Addition vs. Multiplication vs. Division

Division operations are simply slower at low level and for that reason the loop takes more time. If there is much calculation in a loop, try to avoid division operations.

Performance differences between addition, multiplication, and division operations were measured with the following loops (on Nokia Asha 305 on Nokia Asha software platform).

for (int i = 0; i < 500000; i++) {
    a = 1.23f;
    b = 1.45f;
    c = 0.004523f;

    c += a;
    a = b + c;
}
for (int i = 0; i < 500000; i++) {
    a = 1.23f;
    b = 1.45f;
    c = 0.004523f;

    c *= a;
    a = b * c;
}
for (int i = 0; i < 500000; i++) {
    a = 1.23f;
    b = 1.45f;
    c = 0.004523f;

    c /= a;
    a = b / c;
}

Average times spent in the loops:

  • Multiplying: 330 ms

  • Addition: 360 ms 9% slower

  • Division: 560 ms 70% slower

Lookup tables

Lookup tables are a way to decrease calculation time in a loop by pre-calculating and storing the values in an array. For example, we can pre-calculate the x-y chart below to speed up later drawing.
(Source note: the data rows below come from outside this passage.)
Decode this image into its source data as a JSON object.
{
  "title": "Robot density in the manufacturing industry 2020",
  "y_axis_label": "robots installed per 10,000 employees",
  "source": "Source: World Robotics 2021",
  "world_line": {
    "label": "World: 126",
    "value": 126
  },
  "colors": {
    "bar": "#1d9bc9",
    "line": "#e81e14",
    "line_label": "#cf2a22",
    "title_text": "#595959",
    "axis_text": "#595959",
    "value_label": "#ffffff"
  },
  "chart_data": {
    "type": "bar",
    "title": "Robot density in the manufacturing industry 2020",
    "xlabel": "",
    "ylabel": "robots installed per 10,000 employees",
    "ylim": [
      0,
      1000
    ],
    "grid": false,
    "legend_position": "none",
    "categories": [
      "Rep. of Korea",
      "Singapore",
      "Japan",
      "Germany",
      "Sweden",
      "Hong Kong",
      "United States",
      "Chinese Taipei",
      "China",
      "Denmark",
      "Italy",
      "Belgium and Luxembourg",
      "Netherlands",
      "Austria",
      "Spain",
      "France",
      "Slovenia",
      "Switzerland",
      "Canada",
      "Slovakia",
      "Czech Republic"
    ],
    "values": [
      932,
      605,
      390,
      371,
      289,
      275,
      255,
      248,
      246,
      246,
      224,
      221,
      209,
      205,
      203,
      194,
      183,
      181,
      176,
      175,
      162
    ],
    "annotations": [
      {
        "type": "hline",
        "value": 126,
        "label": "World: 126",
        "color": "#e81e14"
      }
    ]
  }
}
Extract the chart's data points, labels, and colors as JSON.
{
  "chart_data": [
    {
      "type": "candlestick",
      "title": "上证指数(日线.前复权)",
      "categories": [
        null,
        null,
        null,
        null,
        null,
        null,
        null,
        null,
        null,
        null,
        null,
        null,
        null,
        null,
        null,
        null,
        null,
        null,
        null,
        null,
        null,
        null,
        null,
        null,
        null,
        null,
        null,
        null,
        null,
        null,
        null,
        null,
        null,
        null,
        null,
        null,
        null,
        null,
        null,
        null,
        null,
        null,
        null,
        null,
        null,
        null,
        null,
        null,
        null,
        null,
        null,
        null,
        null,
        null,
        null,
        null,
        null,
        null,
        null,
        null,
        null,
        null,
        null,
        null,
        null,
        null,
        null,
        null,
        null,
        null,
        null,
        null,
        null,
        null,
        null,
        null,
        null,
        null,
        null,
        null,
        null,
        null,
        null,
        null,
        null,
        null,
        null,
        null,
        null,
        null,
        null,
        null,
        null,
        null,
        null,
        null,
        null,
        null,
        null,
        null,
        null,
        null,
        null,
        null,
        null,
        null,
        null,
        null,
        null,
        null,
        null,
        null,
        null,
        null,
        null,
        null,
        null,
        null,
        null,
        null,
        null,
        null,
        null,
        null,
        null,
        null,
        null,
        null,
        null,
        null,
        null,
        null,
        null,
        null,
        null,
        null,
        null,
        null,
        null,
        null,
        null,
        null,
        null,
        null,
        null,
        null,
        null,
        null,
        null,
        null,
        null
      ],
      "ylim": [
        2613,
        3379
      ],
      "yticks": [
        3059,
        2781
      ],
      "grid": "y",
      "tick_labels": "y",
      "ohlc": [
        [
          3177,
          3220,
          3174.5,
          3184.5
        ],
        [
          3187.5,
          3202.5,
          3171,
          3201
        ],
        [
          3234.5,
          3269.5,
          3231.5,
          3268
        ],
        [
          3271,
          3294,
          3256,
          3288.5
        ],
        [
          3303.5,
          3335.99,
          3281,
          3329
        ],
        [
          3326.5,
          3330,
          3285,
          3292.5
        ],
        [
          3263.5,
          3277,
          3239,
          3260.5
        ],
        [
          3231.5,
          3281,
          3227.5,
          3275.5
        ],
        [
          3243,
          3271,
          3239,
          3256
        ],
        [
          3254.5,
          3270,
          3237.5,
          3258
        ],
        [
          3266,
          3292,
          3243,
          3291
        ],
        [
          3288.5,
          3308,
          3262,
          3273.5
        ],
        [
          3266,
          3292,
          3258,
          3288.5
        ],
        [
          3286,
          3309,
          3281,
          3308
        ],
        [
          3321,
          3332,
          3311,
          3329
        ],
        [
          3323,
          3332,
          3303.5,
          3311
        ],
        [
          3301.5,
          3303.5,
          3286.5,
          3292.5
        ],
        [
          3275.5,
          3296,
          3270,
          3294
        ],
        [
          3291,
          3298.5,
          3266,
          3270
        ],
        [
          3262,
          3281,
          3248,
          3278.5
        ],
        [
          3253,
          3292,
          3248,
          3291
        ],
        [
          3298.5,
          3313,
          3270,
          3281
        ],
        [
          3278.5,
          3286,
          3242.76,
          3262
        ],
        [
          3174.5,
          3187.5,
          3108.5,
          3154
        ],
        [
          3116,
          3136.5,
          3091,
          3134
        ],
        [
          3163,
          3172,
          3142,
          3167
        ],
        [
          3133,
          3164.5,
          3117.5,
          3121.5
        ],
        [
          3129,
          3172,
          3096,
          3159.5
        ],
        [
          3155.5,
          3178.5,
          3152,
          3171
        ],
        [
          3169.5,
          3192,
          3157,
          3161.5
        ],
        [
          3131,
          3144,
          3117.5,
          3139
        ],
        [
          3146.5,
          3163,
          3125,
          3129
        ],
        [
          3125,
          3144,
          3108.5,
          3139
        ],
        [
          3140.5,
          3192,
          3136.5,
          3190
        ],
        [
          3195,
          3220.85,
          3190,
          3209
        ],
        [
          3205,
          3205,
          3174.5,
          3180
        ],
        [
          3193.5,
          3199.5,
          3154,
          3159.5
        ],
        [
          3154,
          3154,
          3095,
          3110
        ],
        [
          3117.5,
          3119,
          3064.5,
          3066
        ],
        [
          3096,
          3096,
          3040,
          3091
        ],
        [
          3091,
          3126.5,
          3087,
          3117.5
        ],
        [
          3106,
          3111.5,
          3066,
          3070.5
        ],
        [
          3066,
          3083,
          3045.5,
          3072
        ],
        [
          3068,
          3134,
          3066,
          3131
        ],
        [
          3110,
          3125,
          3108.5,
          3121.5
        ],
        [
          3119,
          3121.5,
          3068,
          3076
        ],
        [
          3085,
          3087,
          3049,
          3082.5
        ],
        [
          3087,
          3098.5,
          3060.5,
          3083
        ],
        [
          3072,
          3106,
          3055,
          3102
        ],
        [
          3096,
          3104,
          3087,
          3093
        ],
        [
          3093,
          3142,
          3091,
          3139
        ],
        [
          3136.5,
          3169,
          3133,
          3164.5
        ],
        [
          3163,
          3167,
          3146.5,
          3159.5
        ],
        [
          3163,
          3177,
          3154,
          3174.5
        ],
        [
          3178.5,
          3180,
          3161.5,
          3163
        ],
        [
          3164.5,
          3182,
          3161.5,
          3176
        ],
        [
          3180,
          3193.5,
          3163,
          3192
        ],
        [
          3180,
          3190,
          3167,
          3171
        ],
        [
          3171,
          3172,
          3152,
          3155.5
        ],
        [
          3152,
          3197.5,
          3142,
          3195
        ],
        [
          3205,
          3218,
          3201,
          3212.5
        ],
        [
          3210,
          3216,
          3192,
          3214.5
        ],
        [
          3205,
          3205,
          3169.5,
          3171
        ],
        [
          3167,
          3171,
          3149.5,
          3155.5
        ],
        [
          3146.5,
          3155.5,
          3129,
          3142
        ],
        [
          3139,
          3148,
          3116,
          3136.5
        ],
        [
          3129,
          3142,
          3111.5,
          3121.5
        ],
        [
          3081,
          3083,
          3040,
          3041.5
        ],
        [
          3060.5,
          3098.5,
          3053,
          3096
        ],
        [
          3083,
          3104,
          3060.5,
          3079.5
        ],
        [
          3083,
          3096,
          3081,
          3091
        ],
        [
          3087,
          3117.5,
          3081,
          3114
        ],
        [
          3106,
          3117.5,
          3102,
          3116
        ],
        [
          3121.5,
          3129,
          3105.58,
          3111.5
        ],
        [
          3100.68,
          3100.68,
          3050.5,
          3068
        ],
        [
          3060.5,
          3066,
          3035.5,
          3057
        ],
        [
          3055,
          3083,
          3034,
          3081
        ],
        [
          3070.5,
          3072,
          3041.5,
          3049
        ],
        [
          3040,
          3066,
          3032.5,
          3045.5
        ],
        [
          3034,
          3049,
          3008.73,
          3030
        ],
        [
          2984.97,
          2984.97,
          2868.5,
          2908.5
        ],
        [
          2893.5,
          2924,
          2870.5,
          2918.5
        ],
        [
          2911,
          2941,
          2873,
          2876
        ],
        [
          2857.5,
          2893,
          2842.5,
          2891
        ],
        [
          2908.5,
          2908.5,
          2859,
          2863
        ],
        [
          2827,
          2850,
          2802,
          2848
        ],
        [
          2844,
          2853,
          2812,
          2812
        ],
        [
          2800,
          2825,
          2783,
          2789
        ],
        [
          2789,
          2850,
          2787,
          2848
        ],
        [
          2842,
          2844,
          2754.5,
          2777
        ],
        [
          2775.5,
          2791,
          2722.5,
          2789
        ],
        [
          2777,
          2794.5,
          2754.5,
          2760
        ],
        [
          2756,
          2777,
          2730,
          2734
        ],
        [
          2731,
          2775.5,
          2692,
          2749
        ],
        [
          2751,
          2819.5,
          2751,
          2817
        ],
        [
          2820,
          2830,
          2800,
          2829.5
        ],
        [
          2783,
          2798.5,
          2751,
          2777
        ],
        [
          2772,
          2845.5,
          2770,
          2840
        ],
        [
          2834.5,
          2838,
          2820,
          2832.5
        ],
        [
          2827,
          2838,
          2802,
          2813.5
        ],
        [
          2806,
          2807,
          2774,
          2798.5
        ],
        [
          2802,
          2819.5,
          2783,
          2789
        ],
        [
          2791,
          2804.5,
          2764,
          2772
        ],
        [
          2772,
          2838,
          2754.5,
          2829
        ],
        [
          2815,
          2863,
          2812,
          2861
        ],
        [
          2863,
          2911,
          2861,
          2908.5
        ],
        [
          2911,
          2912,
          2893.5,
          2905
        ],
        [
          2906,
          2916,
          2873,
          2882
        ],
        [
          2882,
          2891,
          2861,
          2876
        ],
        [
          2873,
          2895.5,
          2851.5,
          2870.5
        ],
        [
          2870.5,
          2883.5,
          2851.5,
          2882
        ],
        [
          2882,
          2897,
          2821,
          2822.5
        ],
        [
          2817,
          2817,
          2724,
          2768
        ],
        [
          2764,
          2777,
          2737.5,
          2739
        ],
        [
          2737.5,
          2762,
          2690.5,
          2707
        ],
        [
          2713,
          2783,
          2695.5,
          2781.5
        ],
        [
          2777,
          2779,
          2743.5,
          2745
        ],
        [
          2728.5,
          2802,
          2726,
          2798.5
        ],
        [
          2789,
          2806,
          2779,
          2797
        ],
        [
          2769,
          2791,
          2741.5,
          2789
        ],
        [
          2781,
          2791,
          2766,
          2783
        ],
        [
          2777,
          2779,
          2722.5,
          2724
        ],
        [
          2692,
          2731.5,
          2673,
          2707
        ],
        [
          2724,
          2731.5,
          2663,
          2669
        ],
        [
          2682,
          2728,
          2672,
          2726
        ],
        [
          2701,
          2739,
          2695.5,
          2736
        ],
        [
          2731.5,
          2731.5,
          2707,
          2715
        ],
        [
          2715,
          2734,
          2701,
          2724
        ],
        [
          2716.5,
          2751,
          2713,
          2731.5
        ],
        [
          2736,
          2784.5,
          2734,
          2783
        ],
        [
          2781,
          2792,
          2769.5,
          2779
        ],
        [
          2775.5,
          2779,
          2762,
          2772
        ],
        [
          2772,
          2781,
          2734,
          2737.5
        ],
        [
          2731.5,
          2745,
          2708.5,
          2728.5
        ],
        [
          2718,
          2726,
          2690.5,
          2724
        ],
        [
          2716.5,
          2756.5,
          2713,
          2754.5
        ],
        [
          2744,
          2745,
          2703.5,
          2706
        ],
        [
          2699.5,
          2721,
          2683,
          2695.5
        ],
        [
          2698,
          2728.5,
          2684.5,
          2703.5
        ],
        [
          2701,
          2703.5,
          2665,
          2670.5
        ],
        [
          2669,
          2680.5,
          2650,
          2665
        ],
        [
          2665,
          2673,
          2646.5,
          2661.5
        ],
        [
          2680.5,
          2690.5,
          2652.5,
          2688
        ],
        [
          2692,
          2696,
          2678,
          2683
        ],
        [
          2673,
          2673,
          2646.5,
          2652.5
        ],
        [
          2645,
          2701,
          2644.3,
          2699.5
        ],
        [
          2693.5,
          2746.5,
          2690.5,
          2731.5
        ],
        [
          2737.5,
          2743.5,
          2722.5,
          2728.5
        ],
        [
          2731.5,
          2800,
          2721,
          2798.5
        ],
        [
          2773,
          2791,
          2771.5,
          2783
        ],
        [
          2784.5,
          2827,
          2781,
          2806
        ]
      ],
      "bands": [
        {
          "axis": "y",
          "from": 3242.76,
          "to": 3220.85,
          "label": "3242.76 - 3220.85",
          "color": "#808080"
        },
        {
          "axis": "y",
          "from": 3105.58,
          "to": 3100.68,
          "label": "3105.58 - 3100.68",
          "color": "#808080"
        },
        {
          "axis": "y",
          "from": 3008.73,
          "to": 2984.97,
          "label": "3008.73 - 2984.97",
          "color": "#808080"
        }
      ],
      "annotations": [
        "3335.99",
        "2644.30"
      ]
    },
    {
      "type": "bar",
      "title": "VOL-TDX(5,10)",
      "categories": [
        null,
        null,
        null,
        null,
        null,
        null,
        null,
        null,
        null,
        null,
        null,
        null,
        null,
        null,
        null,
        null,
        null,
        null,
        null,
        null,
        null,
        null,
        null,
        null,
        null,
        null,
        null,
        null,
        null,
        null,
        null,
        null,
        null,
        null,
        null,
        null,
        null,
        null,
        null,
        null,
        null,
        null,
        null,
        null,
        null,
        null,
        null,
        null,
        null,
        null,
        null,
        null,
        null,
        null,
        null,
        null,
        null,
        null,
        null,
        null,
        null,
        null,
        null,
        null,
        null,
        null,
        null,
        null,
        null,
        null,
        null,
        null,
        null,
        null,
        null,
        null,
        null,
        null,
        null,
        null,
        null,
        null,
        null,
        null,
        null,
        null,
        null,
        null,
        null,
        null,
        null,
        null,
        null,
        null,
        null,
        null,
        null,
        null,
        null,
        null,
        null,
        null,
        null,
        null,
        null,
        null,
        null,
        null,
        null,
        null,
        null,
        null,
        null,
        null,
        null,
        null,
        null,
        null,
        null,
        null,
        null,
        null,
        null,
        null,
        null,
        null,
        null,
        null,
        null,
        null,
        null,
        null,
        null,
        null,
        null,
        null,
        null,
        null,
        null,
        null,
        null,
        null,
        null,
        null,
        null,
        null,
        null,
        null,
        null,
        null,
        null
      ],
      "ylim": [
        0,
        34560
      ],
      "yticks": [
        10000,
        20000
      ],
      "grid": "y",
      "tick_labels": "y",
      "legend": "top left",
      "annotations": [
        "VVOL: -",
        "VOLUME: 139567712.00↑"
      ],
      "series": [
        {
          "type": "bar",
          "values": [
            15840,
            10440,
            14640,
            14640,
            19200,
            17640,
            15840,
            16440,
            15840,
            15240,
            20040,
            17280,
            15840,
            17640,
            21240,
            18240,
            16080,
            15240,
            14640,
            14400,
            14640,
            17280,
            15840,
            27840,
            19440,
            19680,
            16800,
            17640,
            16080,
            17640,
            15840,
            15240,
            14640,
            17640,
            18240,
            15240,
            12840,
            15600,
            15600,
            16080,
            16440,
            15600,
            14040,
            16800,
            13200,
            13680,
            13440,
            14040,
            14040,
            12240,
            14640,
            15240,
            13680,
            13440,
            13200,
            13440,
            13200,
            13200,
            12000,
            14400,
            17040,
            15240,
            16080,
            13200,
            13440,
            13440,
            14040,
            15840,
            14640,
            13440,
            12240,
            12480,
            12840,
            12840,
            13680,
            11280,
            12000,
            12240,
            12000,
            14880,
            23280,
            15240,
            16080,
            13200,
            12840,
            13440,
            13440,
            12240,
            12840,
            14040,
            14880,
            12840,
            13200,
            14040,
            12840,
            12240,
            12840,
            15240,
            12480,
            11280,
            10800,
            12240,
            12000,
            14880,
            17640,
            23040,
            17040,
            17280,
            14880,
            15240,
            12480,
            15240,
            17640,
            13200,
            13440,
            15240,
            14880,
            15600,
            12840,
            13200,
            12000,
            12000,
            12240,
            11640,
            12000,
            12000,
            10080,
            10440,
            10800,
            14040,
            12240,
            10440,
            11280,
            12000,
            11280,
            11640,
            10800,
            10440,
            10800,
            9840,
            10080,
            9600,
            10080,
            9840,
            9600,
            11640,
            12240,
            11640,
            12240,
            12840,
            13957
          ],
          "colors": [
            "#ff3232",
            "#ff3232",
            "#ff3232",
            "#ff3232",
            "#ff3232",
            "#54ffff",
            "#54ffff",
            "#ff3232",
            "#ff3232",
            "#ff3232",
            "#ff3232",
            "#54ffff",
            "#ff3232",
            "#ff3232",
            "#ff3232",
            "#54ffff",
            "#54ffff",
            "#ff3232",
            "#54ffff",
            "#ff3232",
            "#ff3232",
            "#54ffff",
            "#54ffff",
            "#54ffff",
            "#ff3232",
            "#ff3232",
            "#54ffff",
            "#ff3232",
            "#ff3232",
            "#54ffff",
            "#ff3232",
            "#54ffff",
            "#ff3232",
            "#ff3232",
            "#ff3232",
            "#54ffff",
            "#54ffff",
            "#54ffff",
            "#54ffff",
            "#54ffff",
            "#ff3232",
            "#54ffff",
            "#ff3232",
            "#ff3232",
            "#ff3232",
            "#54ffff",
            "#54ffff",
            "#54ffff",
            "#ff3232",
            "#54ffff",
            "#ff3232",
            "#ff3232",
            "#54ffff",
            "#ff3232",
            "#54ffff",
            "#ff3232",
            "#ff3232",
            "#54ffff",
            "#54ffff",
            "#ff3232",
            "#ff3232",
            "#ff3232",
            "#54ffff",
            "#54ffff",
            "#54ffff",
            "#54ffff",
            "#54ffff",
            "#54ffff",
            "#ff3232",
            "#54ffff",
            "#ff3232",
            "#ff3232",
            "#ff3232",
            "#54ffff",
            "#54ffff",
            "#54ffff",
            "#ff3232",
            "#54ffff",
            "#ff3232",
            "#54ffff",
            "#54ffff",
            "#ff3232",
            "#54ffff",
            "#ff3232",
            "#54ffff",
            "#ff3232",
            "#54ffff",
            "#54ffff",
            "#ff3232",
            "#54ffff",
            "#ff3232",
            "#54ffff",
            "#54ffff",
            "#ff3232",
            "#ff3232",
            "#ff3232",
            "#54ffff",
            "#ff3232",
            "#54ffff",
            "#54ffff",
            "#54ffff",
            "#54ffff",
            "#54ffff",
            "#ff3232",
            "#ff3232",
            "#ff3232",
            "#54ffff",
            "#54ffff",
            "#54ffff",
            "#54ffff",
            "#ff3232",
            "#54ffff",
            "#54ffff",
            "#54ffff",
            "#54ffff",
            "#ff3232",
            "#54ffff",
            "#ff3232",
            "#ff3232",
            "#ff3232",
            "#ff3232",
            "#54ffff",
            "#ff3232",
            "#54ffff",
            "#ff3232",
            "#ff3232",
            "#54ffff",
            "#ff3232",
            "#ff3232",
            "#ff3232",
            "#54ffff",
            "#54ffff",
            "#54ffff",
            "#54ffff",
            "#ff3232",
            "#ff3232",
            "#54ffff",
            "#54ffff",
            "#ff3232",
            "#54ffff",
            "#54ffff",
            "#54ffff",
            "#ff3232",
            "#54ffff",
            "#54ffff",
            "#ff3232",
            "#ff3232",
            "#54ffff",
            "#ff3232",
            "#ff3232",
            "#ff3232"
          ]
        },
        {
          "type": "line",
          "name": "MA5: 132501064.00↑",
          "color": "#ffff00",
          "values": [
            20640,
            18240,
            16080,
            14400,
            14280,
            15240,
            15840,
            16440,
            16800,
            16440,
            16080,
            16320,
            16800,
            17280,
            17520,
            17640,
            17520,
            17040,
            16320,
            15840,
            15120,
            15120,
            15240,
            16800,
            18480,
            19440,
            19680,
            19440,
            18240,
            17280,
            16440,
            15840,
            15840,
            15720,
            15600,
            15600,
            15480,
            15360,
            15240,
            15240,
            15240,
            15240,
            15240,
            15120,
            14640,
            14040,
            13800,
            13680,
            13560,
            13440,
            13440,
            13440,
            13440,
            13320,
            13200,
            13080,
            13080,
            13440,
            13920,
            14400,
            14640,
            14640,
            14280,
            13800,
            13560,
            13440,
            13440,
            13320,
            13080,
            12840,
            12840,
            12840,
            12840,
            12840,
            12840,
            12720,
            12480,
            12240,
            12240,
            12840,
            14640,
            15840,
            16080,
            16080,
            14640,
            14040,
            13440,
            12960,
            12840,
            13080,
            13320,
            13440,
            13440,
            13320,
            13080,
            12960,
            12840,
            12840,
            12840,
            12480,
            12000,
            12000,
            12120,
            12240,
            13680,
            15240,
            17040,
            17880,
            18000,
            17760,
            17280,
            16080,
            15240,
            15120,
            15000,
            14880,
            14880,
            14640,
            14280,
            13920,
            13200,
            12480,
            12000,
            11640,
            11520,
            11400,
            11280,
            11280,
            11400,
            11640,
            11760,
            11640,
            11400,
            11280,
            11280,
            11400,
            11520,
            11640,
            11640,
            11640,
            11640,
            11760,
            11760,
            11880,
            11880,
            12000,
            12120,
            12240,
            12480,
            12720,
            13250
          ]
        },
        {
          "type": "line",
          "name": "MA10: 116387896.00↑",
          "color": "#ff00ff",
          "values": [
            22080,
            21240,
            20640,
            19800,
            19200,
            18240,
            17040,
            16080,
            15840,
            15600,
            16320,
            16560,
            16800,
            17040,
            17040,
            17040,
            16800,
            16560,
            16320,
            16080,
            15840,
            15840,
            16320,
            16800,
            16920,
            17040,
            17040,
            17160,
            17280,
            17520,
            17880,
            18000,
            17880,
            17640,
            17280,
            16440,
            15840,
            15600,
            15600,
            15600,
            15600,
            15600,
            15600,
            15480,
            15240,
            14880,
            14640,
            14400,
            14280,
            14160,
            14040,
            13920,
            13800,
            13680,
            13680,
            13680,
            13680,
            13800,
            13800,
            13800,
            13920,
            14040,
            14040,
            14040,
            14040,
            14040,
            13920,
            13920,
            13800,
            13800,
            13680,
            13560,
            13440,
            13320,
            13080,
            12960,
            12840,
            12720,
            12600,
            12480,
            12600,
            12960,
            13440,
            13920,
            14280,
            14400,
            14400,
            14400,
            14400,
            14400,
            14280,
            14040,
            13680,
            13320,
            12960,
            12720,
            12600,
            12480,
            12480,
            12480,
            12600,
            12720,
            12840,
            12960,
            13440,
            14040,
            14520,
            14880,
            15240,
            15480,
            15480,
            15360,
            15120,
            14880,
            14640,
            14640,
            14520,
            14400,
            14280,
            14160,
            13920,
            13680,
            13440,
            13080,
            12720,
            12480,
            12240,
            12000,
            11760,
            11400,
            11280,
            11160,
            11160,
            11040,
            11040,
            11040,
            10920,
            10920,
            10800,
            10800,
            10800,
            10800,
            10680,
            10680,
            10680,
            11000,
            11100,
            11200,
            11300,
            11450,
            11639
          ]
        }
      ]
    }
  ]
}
final int[] line = new int[230];        
for (int i = 0; i < line.length; i++) {
   line[i] = 20 + i / 3; // Fill lookup table
}
.. 
for (int x = 9; x < 230; x += 10) {
   // Now we avoid recalculating y = 20 + x / 3
   final int y = line[x];
   g.drawLine(x, y, x + 2, y + 2);
   g.drawLine(x, y + 2, x + 2, y);
}

For another example of a lookup table in the pureDownscale() routine, see Case Example: Image Resize.

Fixed point math

This can be a bit confusing, and you are advised to seek a complete treatment of fixed point math. The short summary is that if you need fractions, but within only a limited range of accuracy, consider using bit shifted integers instead. This trick is commonly used in 3D graphics to increase performance, or for example you can use it in a game to perform physical calculations with an acceptable accuracy but much more quickly.

For example, if floating point with accuracy of 0.125 (1/8, 3 bits) is sufficient, you can replace floating point operations with fixed point integer math as follows:

	// original calculation
	float a = 4.1;
	float b = 3.3;
	float c = b / a; // floating point divide is very slow

Can be replaced with:

	// fixed point calculation
	int a_fp= (int) (4.1 * 8); // fixed point, 3 bit fractions
	int b_fp = (int) (3.3 * 8); // same: 3 bits right of decimal
	int c_fp = b / a;  // in a loop, for speed, fast operation
	float c = c_fp / 8.0; // convert back to float, unshift 3 bits

For example, if you are doing physics engine calculations in a game, fixed point calculations are often sufficiently accurate and much faster than using float or double.

Parallel math

This is a rarely used technique, but worth understanding. You can for example perform 4 byte additions for the cost of one integer addition if you treat each of the 4 bytes as a separate number.

Parallel math requires you to use very precise ranging of your math operations to avoid overflow operation where one byte will overflow into a neighboring byte. This is done by masking the values to decrease accuracy such that no overflow can occur.

For a complete, real world example of fixed point math, see Case Example: Image Resize.

Comparisons

Switch vs. If

The switch statement in C is implemented as a direct jump which is extremely fast. In Java on Nokia Series 40 phones, switches are implemented at the bytecode level as a series of if statements. Therefore in many cases a switch statement is less efficient than a manually created series of if..else statements in which the first positive case is selected as the one which occurs more frequently. If you prefer to use switch statements for code clarity, then arrange them so that the most frequent cases appear first.